Luckily for me, I was traveling with a Kindle full of reading and one actual book, Jacqueline Novogratz's The Blue Sweater. The upside of my endless date with United Airlines was that I read Novogratz's book in one sitting. And self-pity quickly became pitiful.
I can sum up The Blue Sweater in three words - privilege, power and poverty. The book is a memoir that provides stories and insight into Novogratz's development as a professional and her evolution as an effective change maker. Novogratz and her organization, The Acumen Fund, are now monuments on the landscape of social enterprise, but this landscape was essentially unnamed twenty years ago when Novogratz got started. The stories Novogratz tells of making the case for bringing market rigor, feedback loops, and accountability to poverty reduction efforts are powerful in their context. They may now seem obvious and familiar to many in philanthropy (regardless of whether or not you agree with them) but they were novel and profoundly challenging to the status quo in the 80s and 90s. This seems even more so in the area of international aid in which Novogratz was refining her thinking.

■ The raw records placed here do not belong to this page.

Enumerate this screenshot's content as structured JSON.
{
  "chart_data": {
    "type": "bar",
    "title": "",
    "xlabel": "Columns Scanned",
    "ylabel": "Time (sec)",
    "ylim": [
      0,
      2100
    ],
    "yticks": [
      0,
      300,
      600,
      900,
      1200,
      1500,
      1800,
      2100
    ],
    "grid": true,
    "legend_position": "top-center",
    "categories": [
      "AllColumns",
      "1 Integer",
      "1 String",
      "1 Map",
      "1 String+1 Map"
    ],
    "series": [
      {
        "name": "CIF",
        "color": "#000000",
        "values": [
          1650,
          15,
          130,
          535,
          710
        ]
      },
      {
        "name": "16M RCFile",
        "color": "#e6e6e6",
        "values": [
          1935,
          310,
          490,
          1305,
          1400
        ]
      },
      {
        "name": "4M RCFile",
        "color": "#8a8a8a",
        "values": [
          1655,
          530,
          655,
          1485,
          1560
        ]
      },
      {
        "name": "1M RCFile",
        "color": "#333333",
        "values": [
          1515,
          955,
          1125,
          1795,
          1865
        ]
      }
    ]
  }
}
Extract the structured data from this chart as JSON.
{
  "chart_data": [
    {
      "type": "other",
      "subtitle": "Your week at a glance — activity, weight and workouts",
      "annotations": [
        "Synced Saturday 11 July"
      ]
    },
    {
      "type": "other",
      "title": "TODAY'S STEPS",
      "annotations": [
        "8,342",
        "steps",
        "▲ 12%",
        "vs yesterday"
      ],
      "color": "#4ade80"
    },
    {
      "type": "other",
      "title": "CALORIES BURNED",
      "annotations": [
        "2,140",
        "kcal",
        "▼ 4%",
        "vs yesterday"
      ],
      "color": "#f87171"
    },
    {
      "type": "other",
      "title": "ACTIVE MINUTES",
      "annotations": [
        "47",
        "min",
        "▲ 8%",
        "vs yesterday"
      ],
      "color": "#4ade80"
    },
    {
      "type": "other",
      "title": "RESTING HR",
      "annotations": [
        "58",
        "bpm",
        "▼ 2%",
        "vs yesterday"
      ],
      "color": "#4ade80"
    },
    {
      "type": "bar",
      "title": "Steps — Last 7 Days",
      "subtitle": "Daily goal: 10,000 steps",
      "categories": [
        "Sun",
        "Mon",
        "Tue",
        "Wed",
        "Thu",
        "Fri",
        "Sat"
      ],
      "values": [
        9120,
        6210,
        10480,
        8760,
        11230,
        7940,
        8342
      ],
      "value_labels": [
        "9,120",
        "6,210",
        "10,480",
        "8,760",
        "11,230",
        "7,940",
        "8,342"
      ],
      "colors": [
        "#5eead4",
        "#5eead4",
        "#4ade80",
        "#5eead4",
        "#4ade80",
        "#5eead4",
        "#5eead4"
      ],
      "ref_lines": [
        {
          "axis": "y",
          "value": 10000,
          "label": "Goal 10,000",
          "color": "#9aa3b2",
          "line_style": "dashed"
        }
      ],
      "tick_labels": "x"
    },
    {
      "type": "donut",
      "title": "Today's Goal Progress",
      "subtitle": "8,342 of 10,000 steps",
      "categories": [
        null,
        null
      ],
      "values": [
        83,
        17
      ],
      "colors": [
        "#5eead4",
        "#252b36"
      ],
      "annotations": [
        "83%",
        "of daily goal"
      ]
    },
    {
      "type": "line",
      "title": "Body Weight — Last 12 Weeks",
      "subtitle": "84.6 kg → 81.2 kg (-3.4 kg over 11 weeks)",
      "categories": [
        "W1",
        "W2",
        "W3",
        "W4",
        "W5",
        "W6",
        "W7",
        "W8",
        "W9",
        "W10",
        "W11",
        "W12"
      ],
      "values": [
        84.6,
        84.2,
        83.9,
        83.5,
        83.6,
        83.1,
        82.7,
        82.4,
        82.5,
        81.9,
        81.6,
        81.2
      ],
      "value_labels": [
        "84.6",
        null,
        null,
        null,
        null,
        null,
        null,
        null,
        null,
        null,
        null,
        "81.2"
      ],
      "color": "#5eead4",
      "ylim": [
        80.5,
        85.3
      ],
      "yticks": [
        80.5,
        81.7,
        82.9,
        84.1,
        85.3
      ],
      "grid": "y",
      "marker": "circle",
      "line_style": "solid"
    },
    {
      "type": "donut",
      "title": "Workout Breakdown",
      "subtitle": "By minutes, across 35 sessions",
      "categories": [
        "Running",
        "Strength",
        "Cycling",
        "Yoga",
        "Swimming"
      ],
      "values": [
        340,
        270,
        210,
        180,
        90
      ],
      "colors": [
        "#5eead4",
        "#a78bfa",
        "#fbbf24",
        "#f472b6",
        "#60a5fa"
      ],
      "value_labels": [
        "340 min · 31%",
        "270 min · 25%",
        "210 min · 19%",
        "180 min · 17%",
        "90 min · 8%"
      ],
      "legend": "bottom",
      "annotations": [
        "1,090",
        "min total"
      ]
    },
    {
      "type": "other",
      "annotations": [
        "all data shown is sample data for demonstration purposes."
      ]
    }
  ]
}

Novogratz's book is powerful in its human-ness. Her efforts to understand her colleagues who found themselves on both sides of the Rwanda genocide are compellingly unresolved, powerful elements of understanding her and her work, and poignant inquiries into why people do what they do. Her honest telling of the mistakes she made in learning about other cultures and holding poor African women to standards of work she honed at Chase Bank all add to her credibility as a change maker, both for the reader and in the work itself. The very timeline of the book is useful to today's social entrepreneurs and philanthropists. Novogratz is no overnight sensation - she tried things and failed, moved from job to job, weighed salary and meaning decisions, and created TPW, Next Generation Leadership, and other programs before launching Acumen. Most refreshing is her absolute awareness of the privileges and advantages she has in doing what she's trying to do. My favorite stories on this point are those she shares not of travels and work in Africa, India or Pakistan but in the Mississippi Delta with a gay, black, female colleague. Novogratz faces, and faces down, sexism, racism, nationalism, and privilege throughout her work, and weaves what she learns into what she is trying to build and the story she is trying to tell. She's not above or separate from these "isms" - rather her life and work are shaped by them and her struggle with them. Much of what we now discuss - return on investment, feedback loops, social networks, market return, sustainability, empowering the poor - came to the forefront of contemporary social change dialogue through the time period and work that The Blue Sweater describes. The story grounds these developments in real people, organizations, and dilemmas.
There are two parts of the book that fell short of my expectations. The first is interwoven with the larger strategic narrative of Novogratz's life - the pursuit of "humane business" successes that could fundamentally ease poverty. Ironically, her discussion of the founding of Acumen, a nonprofit venture fund, leaves out any meaningful parsing of why the fund is organized as a nonprofit. Part of this quibble on my behalf may be anachronistic - the very existence of an Acumen and the work Novogratz has done has helped build social enterprise and new capital structures and financing mechanisms for social change. They didn't exist when she was creating Acumen, she helped build them. So I don't wish to hold her at fault for not choosing an option that did not yet exist. The book, however, would be that much stronger if she - as someone who grappled with the dualism of nonprofit/philanthropic and profit-driven/sustainable - would look at the new middle ground that is growing so rapidly and reflect more deeply on the potential and limitations of that new space.
The second shortcoming is not about the strategies or hypotheses that motivated Novogratz, nor about the results of her work. Rather it has to do with her key lesson from the book - that of learning to listen. She is elegant in her memories of the late John Gardner on the importance of listening. Her personal stories are full of her failures and improvements as a listener, whether it involved new colleagues in India, her parents, Kenyan bureaucrats, or Stanford classmates. She is a compelling advocate on behalf of markets as listening tools and the ups and downs of her many enterprises offer plentiful examples of that. So it is somewhat ironic that the book is sadly missing the voices of those whose lives have been improved by these market interventions. We meet Novogratz, her mentors, her colleagues, and the social entrepreneurs she learns so much from and to whom she brings so much. But other than the little boy in the titular sweater and a sunflower farmer in Pakistan we rarely meet the people whose lives are improved by new irrigation tools, business ownership, or telecom access. We meet the people who use market forces to bring these tools far and wide, but we don't meet (many) of the people whose lives are changed by them. Maybe in her next book.